Deep Speech 2, introduced by Dario Amodei et al. in their paper "Deep Speech 2: End-to-End Speech Recognition in English and Mandarin", is a convolutional recurrent neural network (CRNN) that efficiently maps speech signals to text transcriptions. The model is trained using connectionist temporal classification (CTC) loss, allowing it to learn directly from the sequential audio input without the need for explicit alignment.
LAS, proposed by William Chan et al. in their paper "Listen, Attend and Spell", is an encoder-decoder model with an attention mechanism for end-to-end automatic speech recognition (ASR). The encoder processes the input audio features, while the decoder generates the transcriptions character by character, utilizing the attention module to align input features with output tokens.

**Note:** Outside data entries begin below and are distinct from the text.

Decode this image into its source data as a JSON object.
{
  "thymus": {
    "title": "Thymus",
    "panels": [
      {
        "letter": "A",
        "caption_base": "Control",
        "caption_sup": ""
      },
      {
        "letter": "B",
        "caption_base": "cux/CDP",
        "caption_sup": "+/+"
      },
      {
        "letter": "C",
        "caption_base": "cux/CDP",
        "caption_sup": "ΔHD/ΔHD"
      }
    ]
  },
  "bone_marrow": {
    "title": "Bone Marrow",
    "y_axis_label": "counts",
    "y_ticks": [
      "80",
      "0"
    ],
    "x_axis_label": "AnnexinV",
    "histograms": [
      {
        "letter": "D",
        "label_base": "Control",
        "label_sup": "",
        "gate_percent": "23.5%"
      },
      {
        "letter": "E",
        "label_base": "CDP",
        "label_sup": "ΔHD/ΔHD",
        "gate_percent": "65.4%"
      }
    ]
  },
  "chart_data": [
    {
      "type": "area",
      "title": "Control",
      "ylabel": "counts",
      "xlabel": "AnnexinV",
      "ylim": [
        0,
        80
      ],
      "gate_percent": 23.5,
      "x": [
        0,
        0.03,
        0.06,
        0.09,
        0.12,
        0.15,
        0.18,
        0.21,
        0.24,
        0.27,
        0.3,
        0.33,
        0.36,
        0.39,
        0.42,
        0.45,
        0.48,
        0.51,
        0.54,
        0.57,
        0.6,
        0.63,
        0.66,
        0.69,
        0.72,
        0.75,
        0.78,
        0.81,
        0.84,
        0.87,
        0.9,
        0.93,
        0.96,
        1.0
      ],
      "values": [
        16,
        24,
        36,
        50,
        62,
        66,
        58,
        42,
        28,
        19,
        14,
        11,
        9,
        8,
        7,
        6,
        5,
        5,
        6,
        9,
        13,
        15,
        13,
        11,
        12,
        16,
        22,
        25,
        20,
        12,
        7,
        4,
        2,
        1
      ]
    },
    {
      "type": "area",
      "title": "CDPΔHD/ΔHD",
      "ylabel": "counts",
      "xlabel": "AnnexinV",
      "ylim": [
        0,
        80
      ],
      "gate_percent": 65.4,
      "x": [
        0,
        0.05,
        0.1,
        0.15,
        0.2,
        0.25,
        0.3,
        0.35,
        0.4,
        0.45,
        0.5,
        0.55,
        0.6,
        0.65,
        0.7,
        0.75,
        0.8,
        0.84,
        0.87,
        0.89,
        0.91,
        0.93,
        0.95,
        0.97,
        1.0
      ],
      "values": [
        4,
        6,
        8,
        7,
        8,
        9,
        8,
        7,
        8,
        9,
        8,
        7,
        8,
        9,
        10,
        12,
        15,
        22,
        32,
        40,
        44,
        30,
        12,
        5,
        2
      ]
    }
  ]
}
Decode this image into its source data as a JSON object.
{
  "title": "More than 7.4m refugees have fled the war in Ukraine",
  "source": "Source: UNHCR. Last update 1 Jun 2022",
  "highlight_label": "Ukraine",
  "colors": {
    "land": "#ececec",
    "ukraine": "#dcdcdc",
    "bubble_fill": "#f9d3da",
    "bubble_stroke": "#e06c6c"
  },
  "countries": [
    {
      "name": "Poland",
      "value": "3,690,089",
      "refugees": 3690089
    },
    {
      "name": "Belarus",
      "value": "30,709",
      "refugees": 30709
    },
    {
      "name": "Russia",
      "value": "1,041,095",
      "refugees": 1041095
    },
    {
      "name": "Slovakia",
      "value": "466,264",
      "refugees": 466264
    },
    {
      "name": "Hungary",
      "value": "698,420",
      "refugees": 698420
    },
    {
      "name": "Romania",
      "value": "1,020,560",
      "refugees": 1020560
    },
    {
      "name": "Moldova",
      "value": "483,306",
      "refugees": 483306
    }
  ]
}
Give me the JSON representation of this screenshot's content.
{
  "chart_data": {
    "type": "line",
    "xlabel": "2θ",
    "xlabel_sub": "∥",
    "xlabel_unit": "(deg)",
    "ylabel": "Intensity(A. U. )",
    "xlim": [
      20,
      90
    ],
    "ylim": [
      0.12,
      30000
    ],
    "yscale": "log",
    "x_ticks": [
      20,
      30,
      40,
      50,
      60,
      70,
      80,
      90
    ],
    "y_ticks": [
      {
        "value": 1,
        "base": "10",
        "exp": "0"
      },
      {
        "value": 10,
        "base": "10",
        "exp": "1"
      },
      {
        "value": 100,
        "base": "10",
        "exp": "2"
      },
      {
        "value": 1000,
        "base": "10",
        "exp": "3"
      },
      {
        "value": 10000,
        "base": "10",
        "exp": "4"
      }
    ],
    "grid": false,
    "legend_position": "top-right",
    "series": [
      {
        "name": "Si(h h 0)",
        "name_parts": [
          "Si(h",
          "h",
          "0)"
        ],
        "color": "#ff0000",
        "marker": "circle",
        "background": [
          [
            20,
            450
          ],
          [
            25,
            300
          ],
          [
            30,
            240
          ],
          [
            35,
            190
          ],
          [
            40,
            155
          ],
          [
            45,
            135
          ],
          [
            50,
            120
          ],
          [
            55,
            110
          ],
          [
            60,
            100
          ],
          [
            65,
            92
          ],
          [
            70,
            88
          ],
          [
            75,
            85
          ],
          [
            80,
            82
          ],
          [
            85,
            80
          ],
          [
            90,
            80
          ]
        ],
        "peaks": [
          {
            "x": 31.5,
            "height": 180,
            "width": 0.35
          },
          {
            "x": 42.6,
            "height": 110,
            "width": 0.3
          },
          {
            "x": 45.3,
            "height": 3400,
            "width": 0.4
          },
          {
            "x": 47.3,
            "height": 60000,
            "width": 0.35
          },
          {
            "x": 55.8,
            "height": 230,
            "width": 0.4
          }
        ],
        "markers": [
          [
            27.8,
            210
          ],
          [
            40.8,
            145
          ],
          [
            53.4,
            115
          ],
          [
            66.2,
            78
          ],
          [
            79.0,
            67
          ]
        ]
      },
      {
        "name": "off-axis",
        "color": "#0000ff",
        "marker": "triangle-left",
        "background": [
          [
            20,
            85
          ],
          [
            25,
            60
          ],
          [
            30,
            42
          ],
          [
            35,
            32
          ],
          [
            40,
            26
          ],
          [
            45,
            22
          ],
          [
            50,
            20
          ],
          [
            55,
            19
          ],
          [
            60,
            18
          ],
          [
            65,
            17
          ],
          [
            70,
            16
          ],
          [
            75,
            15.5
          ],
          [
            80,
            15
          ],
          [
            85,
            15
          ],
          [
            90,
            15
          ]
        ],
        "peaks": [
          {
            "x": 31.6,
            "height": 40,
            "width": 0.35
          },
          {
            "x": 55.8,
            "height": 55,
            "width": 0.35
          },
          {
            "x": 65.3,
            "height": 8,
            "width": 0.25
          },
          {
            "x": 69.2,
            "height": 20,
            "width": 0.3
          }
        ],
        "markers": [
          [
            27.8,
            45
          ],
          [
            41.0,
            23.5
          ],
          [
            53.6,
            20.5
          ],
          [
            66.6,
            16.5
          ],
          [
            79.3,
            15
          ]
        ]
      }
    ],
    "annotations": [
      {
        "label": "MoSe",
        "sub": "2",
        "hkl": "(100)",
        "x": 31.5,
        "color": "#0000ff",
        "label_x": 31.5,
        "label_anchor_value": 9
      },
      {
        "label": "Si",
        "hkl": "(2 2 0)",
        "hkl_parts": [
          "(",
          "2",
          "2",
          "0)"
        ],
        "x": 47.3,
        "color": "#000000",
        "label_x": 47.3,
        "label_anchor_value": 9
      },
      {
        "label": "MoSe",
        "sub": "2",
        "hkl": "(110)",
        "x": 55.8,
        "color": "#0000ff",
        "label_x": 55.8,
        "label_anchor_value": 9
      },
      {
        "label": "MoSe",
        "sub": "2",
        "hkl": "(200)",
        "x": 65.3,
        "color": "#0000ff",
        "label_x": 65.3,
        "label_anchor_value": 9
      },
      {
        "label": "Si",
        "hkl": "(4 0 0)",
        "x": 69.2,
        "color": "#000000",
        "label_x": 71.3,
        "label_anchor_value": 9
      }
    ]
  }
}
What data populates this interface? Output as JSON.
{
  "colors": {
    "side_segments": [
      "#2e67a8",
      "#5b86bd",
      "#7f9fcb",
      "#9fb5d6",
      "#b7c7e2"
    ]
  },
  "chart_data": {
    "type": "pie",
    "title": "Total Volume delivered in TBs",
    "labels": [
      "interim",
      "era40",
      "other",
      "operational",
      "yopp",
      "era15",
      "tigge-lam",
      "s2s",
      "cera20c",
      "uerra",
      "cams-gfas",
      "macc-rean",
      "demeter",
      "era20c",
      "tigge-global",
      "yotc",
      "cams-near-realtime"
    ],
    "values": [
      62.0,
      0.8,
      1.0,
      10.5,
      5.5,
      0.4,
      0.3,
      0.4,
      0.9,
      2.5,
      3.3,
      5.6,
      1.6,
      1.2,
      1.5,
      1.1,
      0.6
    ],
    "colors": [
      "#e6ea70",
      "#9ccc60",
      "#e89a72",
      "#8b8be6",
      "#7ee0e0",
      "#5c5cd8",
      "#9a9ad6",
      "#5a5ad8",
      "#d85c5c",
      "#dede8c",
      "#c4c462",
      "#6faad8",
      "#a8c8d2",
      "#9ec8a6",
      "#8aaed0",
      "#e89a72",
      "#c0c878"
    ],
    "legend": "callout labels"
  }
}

- Implementation: Both LAS and Deep Speech 2 models are implemented from scratch in PyTorch and PyTorch Lightning in this repository.
- Training: Due to resource constraints, only simple experiments have been conducted to validate the basic functionality of the implementations. The models have not yet been trained on publicly available datasets.
- Training: The plan is to train these models on a subset of the LibriSpeech dataset and publish the weights on Hugging Face Hub, making them accessible for further experimentation and use.
- Directory Restructuring: Improve the directory structure for better modularity and maintainability.